Baldur-Norddahl@reddit
Get a motherboard with PCIe 5 and 4x R9700. A consumer motherboard will only have x8 lanes for this, but that is probably ok since we are working with slower cards. Tensor parallel and we are looking at a combined memory bandwidth of 3600 GB/s and 128 GB VRAM for considerably cheaper than a RTX 6000 Pro (especially if you include the whole system).
Only_Situation_4713@reddit
It's slower than a 3090 and doesn't offer fp4. 3090 can emulate fp8 and it's almost twice as fast. Also less of a headache...
Terminator857@reddit
Faster than a 3090 for models that fit in 32gb of ram but not 24gb, such as popular qwen3 coder 30b at int8 / fp8.
PaulMaximumsetting@reddit
I’ll have to give a VLLM model a try next. GGUF models are usually a bit slower.
Qwen3-VL-32B-Instruct-UD-Q6_K_XL.gguf
KillerQF@reddit
3090 is 35TF fp16
R9700 is 97TF fp16
the latter can likely emulate fp4 or fp8 faster.
where the 3090 is better is bandwidth
936GB/s vs 645GB/s
one is new with 32GB the other is used.with 24GB
Tyme4Trouble@reddit
The 3090 is 142TF dense FP16 matrix.
KillerQF@reddit
Thanks for the correction
3090 - 142 tf
R9700 - 191 tf
b3081a@reddit
fp8 marlin kernels are way slower than native and is nowhere near its theoretical tensor performance. If all you want is single user decode performance (rather than batch decode/prefill) then 3090's bandwidth is much more favorable though.
Rich_Repeat_22@reddit
3090 doesn't offer FP4 nor FP8, needs emulator and the perf tanks doing so.

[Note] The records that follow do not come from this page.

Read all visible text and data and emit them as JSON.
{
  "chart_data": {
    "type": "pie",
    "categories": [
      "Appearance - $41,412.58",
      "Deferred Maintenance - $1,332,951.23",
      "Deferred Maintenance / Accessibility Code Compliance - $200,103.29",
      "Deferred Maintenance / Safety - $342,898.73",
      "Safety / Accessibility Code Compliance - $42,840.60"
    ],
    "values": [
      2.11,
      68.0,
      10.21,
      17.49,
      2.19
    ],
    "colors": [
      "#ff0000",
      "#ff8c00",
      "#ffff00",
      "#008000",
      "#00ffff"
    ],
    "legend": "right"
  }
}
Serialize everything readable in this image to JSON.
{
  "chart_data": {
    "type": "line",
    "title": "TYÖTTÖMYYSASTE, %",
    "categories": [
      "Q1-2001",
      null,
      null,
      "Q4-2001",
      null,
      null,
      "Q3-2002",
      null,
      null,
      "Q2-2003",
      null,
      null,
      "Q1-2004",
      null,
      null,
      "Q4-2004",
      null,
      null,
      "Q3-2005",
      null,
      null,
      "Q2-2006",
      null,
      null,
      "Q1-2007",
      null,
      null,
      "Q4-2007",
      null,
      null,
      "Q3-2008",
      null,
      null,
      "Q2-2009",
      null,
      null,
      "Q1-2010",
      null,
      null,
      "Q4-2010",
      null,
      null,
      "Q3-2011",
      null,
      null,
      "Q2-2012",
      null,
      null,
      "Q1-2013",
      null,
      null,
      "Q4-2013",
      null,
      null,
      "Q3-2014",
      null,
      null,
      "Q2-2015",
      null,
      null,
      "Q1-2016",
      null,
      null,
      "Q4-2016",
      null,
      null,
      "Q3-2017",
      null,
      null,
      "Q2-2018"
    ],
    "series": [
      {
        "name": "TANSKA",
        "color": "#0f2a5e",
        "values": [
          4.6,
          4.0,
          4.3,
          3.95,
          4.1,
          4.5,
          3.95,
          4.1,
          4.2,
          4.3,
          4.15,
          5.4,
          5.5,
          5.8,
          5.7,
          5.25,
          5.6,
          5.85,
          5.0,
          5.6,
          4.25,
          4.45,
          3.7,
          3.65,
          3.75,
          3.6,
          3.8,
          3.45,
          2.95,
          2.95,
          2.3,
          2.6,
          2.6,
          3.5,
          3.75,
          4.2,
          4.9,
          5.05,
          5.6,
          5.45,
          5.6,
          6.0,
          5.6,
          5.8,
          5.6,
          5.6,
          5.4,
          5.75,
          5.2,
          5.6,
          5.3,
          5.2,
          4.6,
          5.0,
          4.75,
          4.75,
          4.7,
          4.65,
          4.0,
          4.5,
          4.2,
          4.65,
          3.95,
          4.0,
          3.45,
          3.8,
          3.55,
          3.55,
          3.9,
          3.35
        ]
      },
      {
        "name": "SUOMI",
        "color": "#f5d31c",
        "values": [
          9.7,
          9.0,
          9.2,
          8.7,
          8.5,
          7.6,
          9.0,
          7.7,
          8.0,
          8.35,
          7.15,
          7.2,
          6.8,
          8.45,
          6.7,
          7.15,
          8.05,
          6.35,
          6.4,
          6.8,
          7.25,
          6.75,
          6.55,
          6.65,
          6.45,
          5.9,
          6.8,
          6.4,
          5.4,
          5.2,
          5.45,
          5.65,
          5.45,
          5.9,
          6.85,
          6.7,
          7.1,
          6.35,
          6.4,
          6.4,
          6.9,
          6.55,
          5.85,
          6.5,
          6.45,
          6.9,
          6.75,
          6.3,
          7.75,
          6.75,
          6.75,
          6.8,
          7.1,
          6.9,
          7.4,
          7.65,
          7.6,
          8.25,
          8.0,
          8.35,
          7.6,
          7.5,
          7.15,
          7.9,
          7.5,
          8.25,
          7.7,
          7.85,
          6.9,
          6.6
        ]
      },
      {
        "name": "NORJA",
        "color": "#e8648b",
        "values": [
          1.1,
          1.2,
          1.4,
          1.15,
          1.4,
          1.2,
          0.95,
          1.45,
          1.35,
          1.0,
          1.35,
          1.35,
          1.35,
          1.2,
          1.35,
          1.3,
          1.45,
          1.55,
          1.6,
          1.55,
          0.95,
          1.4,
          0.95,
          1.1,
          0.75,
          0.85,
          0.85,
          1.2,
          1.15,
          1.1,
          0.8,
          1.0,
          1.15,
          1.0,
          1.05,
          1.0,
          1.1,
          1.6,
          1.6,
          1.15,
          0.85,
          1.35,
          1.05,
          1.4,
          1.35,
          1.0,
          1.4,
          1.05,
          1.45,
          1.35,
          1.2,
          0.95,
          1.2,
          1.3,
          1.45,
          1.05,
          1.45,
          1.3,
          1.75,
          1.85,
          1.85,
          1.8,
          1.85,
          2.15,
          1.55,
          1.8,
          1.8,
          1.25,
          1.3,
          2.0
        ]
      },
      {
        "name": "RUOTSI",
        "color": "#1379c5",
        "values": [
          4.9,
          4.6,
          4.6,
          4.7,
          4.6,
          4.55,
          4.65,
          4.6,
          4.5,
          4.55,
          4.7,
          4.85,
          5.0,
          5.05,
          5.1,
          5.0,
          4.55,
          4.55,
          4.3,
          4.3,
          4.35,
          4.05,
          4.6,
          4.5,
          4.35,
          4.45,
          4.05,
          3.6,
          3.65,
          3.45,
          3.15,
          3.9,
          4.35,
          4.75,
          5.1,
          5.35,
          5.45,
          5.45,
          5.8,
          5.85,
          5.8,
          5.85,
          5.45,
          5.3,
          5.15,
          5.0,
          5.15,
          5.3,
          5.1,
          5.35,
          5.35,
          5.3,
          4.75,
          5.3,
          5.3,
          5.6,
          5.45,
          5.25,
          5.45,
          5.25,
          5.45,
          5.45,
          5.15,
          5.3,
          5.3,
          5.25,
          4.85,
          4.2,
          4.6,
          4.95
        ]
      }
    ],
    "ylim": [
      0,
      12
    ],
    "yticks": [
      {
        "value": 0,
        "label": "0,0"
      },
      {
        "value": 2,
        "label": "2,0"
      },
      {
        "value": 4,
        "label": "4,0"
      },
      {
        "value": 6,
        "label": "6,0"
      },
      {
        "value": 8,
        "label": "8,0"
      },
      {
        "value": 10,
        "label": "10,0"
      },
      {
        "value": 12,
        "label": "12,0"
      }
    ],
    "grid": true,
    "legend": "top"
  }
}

On R9700 FP8 and BF8 are fully supported, with improved perf.
FYI, FSR4 is FP8.
Don't confuse it with the 7900XTX and the rest of the RDNA3/3.5 lineup.
And here is the full list
v_wmma_f32_16x16x16_f16
v_wmma_f32_16x16x16_bf16
v_wmma_f16_16x16x16_f16
v_wmma_bf16_16x16x16_bf16
v_wmma_i32_16x16x16_iu8
v_wmma_i32_16x16x16_iu4
v_wmma_i32_16x16x32_iu4
v_wmma_f32_16x16x16_fp8_fp8
v_wmma_f32_16x16x16_fp8_bf8
v_wmma_f32_16x16x16_bf8_fp8
v_wmma_f32_16x16x16_bf8_bf8
v_swmmac_f32_16x16x32_f16
v_swmmac_f32_16x16x32_bf16
v_swmmac_f16_16x16x32_f16
v_swmmac_bf16_16x16x32_bf16
v_swmmac_i32_16x16x32_iu8
v_swmmac_i32_16x16x32_iu4
v_swmmac_i32_16x16x64_iu4
v_swmmac_f32_16x16x32_fp8_fp8
v_swmmac_f32_16x16x32_fp8_bf8
v_swmmac_f32_16x16x32_bf8_fp8
v_swmmac_f32_16x16x32_bf8_bf8.
Woof9000@reddit
3.6 Roentgen, not great, not terrible.
regional_chumpion@reddit (OP)
That’s 1000 chest X-rays though.
Repsol_Honda_PL@reddit
Good price but Low cores count, average performance.